Dr. Karen Macfarlane was an invited speaker at the 15th International Gothic Association conference, which was held at Lewis University in Romeoville, Illinois from July 30 to August 2. She presented a keynote address, “Where Have All the Monsters Gone?” on July 31st.
Dr. Macfarlane explains the topic of her presentation:
Monsters are undergoing an identity crisis in twenty-first century popular culture. In this paper, I explored the layered and problematic rethinking of the monstrous in contemporary Gothic and horror. Where there were once creatures that terrified and preyed and menaced there are now lovers who sparkle, victims, saviours and, sometimes, just everyday people with slightly odd proclivities. Because the monster has functioned traditionally as a sort of barometer for the fears and anxieties that plague a culture, warning of potential transgressions and allowing a cathartic removal of threats to social order through conflicts with human protagonists, the disappearance of the truly monstrous seems to be a particularly troubling trend. Without them, how can a culture imaginatively identify and work through threats to its world view? In this talk I argued that the disappearance of the traditional monster might be evidence of the ways in which neoliberal social practice works to limit political and collective action through an apparently benign discourse of “sameness” that denies the value of difference, specific historical and cultural experiences in the name of “equality” and obscures the fact that operations of power are systemic. As many critics have noted, “sameness” almost inevitably means “mainstream” (that is, “white”) in the contexts in which it is used. To be equal is to conform to mainstream definitions of identity.
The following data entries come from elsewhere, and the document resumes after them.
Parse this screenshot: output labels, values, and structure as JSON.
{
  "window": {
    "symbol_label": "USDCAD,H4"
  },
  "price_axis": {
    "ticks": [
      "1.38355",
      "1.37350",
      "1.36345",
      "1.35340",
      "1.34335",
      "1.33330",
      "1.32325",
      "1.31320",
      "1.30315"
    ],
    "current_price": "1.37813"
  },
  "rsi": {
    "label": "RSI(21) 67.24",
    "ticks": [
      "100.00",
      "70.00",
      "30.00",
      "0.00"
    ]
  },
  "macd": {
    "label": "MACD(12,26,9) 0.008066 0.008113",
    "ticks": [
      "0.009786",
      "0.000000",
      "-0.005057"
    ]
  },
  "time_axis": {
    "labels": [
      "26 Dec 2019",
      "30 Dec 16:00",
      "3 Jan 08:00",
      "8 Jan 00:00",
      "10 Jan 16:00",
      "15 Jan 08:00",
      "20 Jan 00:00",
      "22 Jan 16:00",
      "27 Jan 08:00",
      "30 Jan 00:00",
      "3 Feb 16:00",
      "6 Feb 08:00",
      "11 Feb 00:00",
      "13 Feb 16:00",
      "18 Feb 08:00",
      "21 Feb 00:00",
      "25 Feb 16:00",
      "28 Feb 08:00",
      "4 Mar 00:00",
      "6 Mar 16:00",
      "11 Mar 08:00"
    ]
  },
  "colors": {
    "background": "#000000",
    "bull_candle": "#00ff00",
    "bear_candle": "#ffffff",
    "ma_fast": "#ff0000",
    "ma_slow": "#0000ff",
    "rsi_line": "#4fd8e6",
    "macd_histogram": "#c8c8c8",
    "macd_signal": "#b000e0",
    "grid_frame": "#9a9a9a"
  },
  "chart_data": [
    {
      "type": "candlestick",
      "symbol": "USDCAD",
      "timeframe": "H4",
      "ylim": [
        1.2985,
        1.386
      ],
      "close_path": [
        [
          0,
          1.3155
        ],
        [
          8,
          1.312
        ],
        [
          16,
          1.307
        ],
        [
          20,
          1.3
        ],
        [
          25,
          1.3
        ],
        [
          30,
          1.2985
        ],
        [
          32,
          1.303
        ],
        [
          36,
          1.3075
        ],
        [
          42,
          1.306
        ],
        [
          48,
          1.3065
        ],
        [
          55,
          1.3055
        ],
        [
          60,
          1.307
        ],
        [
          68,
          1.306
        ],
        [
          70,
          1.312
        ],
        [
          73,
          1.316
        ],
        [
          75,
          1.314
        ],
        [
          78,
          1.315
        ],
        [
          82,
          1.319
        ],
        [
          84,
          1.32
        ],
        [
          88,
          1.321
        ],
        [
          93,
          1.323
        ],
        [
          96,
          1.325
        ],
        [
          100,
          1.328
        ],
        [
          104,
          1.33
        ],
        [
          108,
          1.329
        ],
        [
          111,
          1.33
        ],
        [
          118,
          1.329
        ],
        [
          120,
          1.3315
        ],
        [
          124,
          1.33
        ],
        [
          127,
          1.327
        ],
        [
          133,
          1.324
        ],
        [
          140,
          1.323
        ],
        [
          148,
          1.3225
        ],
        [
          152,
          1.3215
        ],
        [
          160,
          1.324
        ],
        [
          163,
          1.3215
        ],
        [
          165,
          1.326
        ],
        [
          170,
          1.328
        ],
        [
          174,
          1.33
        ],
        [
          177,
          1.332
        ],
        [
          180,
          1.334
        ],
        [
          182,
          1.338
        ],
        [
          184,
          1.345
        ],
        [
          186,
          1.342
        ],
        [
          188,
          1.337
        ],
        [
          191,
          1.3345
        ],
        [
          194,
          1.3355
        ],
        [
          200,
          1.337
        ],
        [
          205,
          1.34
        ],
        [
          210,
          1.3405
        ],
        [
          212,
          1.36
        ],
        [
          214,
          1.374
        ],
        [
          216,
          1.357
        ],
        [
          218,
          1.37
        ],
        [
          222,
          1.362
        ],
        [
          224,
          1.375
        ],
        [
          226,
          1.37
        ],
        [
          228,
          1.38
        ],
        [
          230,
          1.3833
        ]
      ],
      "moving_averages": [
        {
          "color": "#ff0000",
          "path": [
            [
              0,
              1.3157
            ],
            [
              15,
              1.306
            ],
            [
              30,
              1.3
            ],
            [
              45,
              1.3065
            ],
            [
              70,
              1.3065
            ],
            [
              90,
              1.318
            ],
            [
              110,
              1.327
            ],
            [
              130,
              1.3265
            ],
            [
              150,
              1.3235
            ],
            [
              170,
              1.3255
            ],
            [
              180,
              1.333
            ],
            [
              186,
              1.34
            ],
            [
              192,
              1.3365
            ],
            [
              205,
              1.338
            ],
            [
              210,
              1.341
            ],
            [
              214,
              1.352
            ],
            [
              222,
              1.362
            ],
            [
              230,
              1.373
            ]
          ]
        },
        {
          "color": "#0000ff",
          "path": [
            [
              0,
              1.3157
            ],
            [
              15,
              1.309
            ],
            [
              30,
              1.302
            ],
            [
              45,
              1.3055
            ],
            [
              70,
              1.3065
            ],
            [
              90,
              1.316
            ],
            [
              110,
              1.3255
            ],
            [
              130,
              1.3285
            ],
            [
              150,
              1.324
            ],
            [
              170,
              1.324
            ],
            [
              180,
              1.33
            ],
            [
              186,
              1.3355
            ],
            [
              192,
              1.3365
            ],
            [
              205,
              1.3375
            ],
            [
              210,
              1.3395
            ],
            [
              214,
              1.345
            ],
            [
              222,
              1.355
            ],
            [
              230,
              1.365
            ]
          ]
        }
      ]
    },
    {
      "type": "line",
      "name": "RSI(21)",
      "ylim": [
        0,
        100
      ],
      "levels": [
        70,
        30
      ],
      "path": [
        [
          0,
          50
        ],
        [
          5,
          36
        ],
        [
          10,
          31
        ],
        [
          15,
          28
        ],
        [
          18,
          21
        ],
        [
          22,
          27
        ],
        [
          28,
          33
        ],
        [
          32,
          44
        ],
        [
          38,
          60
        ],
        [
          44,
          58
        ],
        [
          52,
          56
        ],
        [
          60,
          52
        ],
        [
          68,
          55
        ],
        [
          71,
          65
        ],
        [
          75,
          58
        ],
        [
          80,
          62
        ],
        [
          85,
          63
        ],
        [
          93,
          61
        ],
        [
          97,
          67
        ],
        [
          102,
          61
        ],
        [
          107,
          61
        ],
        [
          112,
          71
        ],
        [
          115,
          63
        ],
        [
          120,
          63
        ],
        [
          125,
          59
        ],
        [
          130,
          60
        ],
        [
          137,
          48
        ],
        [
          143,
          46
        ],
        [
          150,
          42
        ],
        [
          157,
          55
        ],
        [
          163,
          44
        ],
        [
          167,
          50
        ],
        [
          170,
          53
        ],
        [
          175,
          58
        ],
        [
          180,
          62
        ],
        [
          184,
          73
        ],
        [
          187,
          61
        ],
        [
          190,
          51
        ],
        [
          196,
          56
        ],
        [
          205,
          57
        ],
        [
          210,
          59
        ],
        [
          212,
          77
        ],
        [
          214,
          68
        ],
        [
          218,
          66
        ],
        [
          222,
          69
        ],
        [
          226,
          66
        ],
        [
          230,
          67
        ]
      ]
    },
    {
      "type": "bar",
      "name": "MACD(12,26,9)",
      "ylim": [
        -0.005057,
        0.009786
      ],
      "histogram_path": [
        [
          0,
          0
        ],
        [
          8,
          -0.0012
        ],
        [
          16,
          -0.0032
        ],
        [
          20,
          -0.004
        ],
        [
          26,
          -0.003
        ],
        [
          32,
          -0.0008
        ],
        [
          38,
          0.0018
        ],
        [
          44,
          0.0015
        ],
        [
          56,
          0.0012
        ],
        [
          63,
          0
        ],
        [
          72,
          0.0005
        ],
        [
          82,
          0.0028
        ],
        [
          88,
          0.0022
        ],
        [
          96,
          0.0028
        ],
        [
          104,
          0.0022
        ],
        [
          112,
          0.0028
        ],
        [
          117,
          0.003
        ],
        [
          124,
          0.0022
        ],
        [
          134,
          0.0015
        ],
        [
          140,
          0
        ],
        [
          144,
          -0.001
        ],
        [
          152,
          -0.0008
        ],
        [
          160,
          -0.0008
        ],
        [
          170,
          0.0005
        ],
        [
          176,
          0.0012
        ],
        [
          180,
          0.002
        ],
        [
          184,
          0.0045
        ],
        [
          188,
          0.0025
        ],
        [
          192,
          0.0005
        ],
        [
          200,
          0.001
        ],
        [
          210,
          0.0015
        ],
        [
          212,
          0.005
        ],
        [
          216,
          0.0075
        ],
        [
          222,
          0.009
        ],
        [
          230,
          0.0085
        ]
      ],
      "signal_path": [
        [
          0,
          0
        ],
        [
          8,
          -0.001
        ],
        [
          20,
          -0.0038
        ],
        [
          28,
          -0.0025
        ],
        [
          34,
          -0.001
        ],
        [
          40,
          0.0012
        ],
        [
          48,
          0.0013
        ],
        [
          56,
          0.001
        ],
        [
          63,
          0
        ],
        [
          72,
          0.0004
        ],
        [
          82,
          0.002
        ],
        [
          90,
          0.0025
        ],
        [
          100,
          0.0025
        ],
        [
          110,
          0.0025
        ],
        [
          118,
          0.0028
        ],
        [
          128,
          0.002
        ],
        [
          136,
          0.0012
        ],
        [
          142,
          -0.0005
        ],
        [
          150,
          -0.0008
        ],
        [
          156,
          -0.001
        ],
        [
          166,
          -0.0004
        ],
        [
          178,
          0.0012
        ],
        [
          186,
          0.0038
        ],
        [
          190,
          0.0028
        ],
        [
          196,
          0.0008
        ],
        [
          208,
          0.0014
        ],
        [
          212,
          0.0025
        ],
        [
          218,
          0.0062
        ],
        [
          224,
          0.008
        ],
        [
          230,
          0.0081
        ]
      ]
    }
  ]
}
By looking at the ways in which monsters have been “mainstreamed”, I explore the possibility that with all of the monsters safely relegated to the spaces of human-like sameness, they are unable to warn us of the threat of those imperatives of individualism, competition, and conformity and that true monster is the one that absorbed and silenced all of the others; the one that is too big to see and that threatens to devour us all as we speak.